The chart above shows, how the relationship between GBP/USD and 2-year yield divergence has unfolded since 2012.
The cozy relationship between the yield spread and the exchange rate, in this case, is quite visible. Back in 2013/14, it was widely expected that UK’s economic prowess and the disappointment that the Bank of England (BoE) governor Mark Carney wasn’t as dovish as expected, fuelled the increase in yield divergence in favor of the United Kingdom and strengthening of the pound against the dollar. But as economic growth slowed and the BoE expressed a greater desire for a cautious approach, yield spread (UK-US) declined and exchange rate softened.

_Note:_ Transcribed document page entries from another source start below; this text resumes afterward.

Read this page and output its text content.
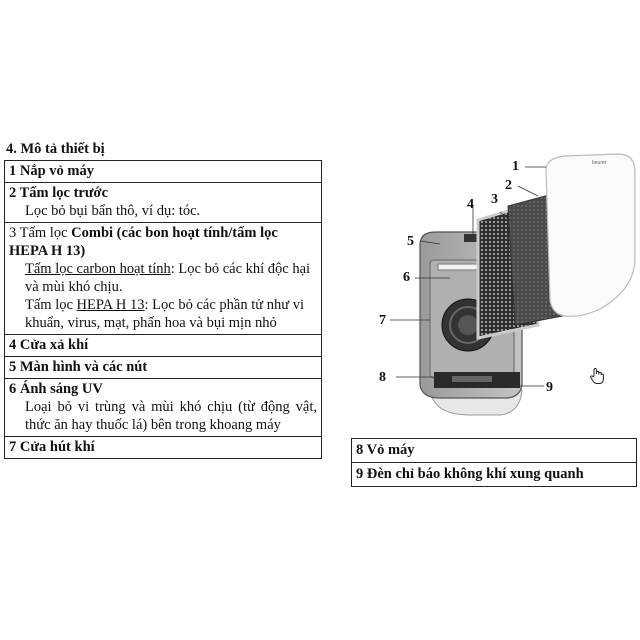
4. Mô tả thiết bị
1 Nắp vỏ máy

2 Tấm lọc trước
Lọc bỏ bụi bẩn thô, ví dụ: tóc.

3 Tấm lọc Combi (các bon hoạt tính/tấm lọc HEPA H 13)
Tấm lọc carbon hoạt tính: Lọc bỏ các khí độc hại và mùi khó chịu.
Tấm lọc HEPA H 13: Lọc bỏ các phần tử như vi khuẩn, virus, mạt, phấn hoa và bụi mịn nhỏ

4 Cửa xả khí
5 Màn hình và các nút

6 Ánh sáng UV
Loại bỏ vi trùng và mùi khó chịu (từ động vật, thức ăn hay thuốc lá) bên trong khoang máy

7 Cửa hút khí	8 Vỏ máy
9 Đèn chỉ báo không khí xung quanh
beurer
1
2
3
4
5
6
7
8
9
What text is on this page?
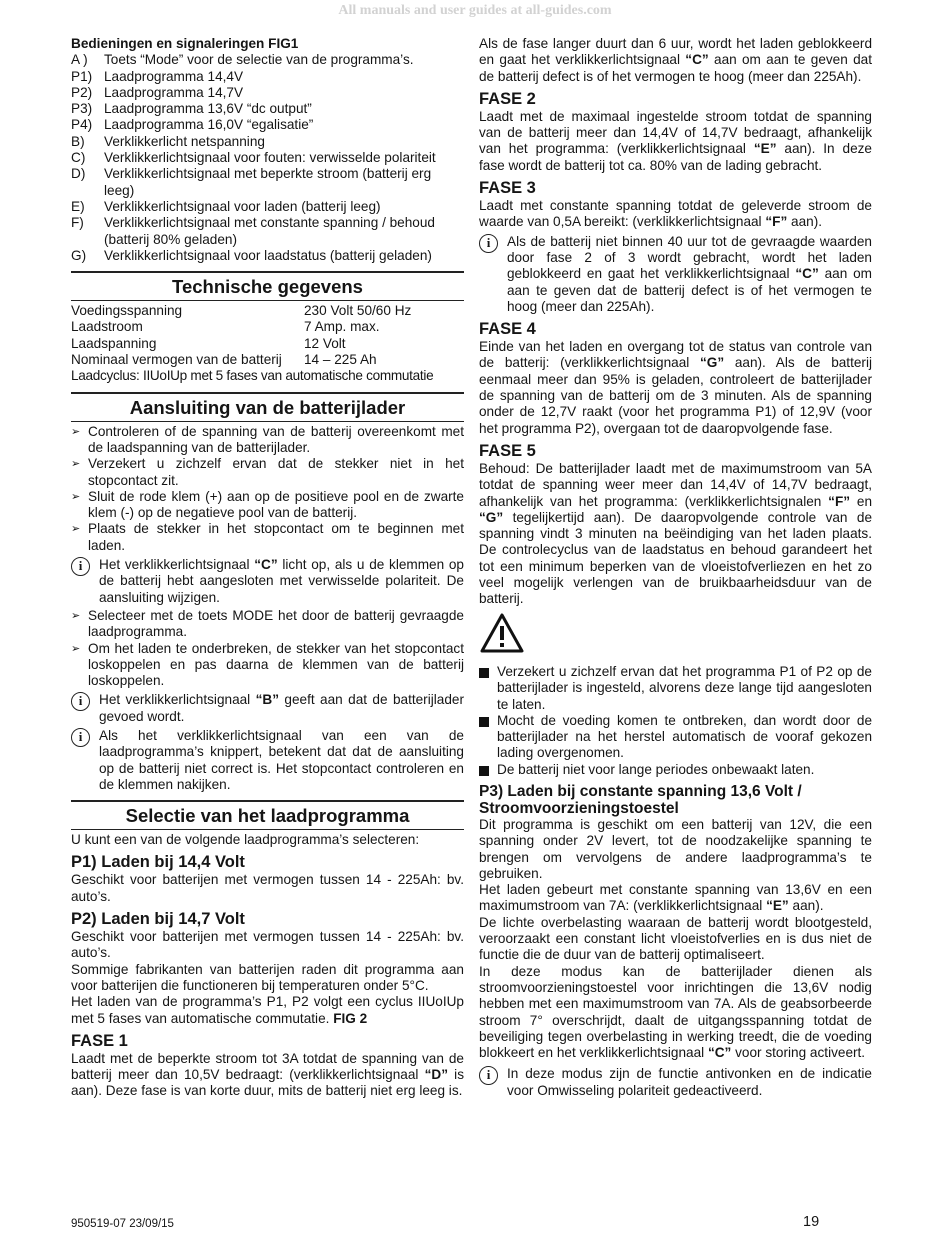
All manuals and user guides at all-guides.com

Bedieningen en signaleringen FIG1

A )	Toets “Mode” voor de selectie van de programma’s.
P1) Laadprogramma 14,4V
P2) Laadprogramma 14,7V
P3) Laadprogramma 13,6V “dc output”
P4) Laadprogramma 16,0V “egalisatie”
B)	Verklikkerlicht netspanning
C)	Verklikkerlichtsignaal voor fouten: verwisselde polariteit
D)	Verklikkerlichtsignaal met beperkte stroom (batterij erg leeg)
E)	Verklikkerlichtsignaal voor laden (batterij leeg)
F)	Verklikkerlichtsignaal met constante spanning / behoud (batterij 80% geladen)
G)	Verklikkerlichtsignaal voor laadstatus (batterij geladen)
Technische gegevens
Voedingsspanning	230 Volt 50/60 Hz
Laadstroom	7 Amp. max.
Laadspanning	12 Volt
Nominaal vermogen van de batterij	14 – 225 Ah

Laadcyclus: IIUoIUp met 5 fases van automatische commutatie

Aansluiting van de batterijlader
➢ Controleren of de spanning van de batterij overeenkomt met de laadspanning van de batterijlader.
➢ Verzekert u zichzelf ervan dat de stekker niet in het stopcontact zit.
➢ Sluit de rode klem (+) aan op de positieve pool en de zwarte klem (-) op de negatieve pool van de batterij.
➢ Plaats de stekker in het stopcontact om te beginnen met laden.
i	Het verklikkerlichtsignaal “C” licht op, als u de klemmen op de batterij hebt aangesloten met verwisselde polariteit. De aansluiting wijzigen.
➢ Selecteer met de toets MODE het door de batterij gevraagde laadprogramma.
➢ Om het laden te onderbreken, de stekker van het stopcontact loskoppelen en pas daarna de klemmen van de batterij loskoppelen.
i	Het verklikkerlichtsignaal “B” geeft aan dat de batterijlader gevoed wordt.
i	Als het verklikkerlichtsignaal van een van de laadprogramma’s knippert, betekent dat dat de aansluiting op de batterij niet correct is. Het stopcontact controleren en de klemmen nakijken.
Selectie van het laadprogramma

U kunt een van de volgende laadprogramma’s selecteren:

P1) Laden bij 14,4 Volt

Geschikt voor batterijen met vermogen tussen 14 - 225Ah: bv. auto’s.

P2) Laden bij 14,7 Volt

Geschikt voor batterijen met vermogen tussen 14 - 225Ah: bv. auto’s.

Sommige fabrikanten van batterijen raden dit programma aan voor batterijen die functioneren bij temperaturen onder 5°C.

Het laden van de programma’s P1, P2 volgt een cyclus IIUoIUp met 5 fases van automatische commutatie. FIG 2

FASE 1

Laadt met de beperkte stroom tot 3A totdat de spanning van de batterij meer dan 10,5V bedraagt: (verklikkerlichtsignaal “D” is aan). Deze fase is van korte duur, mits de batterij niet erg leeg is.

Als de fase langer duurt dan 6 uur, wordt het laden geblokkeerd en gaat het verklikkerlichtsignaal “C” aan om aan te geven dat de batterij defect is of het vermogen te hoog (meer dan 225Ah).

FASE 2

Laadt met de maximaal ingestelde stroom totdat de spanning van de batterij meer dan 14,4V of 14,7V bedraagt, afhankelijk van het programma: (verklikkerlichtsignaal “E” aan). In deze fase wordt de batterij tot ca. 80% van de lading gebracht.

FASE 3

Laadt met constante spanning totdat de geleverde stroom de waarde van 0,5A bereikt: (verklikkerlichtsignaal “F” aan).

i	Als de batterij niet binnen 40 uur tot de gevraagde waarden door fase 2 of 3 wordt gebracht, wordt het laden geblokkeerd en gaat het verklikkerlichtsignaal “C” aan om aan te geven dat de batterij defect is of het vermogen te hoog (meer dan 225Ah).

FASE 4

Einde van het laden en overgang tot de status van controle van de batterij: (verklikkerlichtsignaal “G” aan). Als de batterij eenmaal meer dan 95% is geladen, controleert de batterijlader de spanning van de batterij om de 3 minuten. Als de spanning onder de 12,7V raakt (voor het programma P1) of 12,9V (voor het programma P2), overgaan tot de daaropvolgende fase.

FASE 5

Behoud: De batterijlader laadt met de maximumstroom van 5A totdat de spanning weer meer dan 14,4V of 14,7V bedraagt, afhankelijk van het programma: (verklikkerlichtsignalen “F” en “G” tegelijkertijd aan). De daaropvolgende controle van de spanning vindt 3 minuten na beëindiging van het laden plaats. De controlecyclus van de laadstatus en behoud garandeert het tot een minimum beperken van de vloeistofverliezen en het zo veel mogelijk verlengen van de bruikbaarheidsduur van de batterij.

Verzekert u zichzelf ervan dat het programma P1 of P2 op de batterijlader is ingesteld, alvorens deze lange tijd aangesloten te laten.
Mocht de voeding komen te ontbreken, dan wordt door de batterijlader na het herstel automatisch de vooraf gekozen lading overgenomen.
De batterij niet voor lange periodes onbewaakt laten.

P3) Laden bij constante spanning 13,6 Volt / Stroomvoorzieningstoestel

Dit programma is geschikt om een batterij van 12V, die een spanning onder 2V levert, tot de noodzakelijke spanning te brengen om vervolgens de andere laadprogramma’s te gebruiken.

Het laden gebeurt met constante spanning van 13,6V en een maximumstroom van 7A: (verklikkerlichtsignaal “E” aan).

De lichte overbelasting waaraan de batterij wordt blootgesteld, veroorzaakt een constant licht vloeistofverlies en is dus niet de functie die de duur van de batterij optimaliseert.

In deze modus kan de batterijlader dienen als stroomvoorzieningstoestel voor inrichtingen die 13,6V nodig hebben met een maximumstroom van 7A. Als de geabsorbeerde stroom 7° overschrijdt, daalt de uitgangsspanning totdat de beveiliging tegen overbelasting in werking treedt, die de voeding blokkeert en het verklikkerlichtsignaal “C” voor storing activeert.

i	In deze modus zijn de functie antivonken en de indicatie voor Omwisseling polariteit gedeactiveerd.
950519-07 23/09/15	19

In 2016, the yield spread has declined sharply into the negative since the referendum date was announced. The actual decline began in September 2015 as the market was speculating that the referendum will be held in 2016, instead of 2017. The yield spread declined from -0.1 percent in September 2015 to -0.4 percent by early 2016. The spread has declined very sharply post-referendum. However, we need to note that Gilt has played the major part in this decline. Since the referendum, the yield spread has declined around 30 basis points, taking its toll on the pound.
We expect, the current high influence of yield spread is likely to continue as Bank of England (BoE) is widely expected to take some steps to ease policy further.
The yield spread is current around -0.6 percent and the pound is trading at 1.32 against the dollar.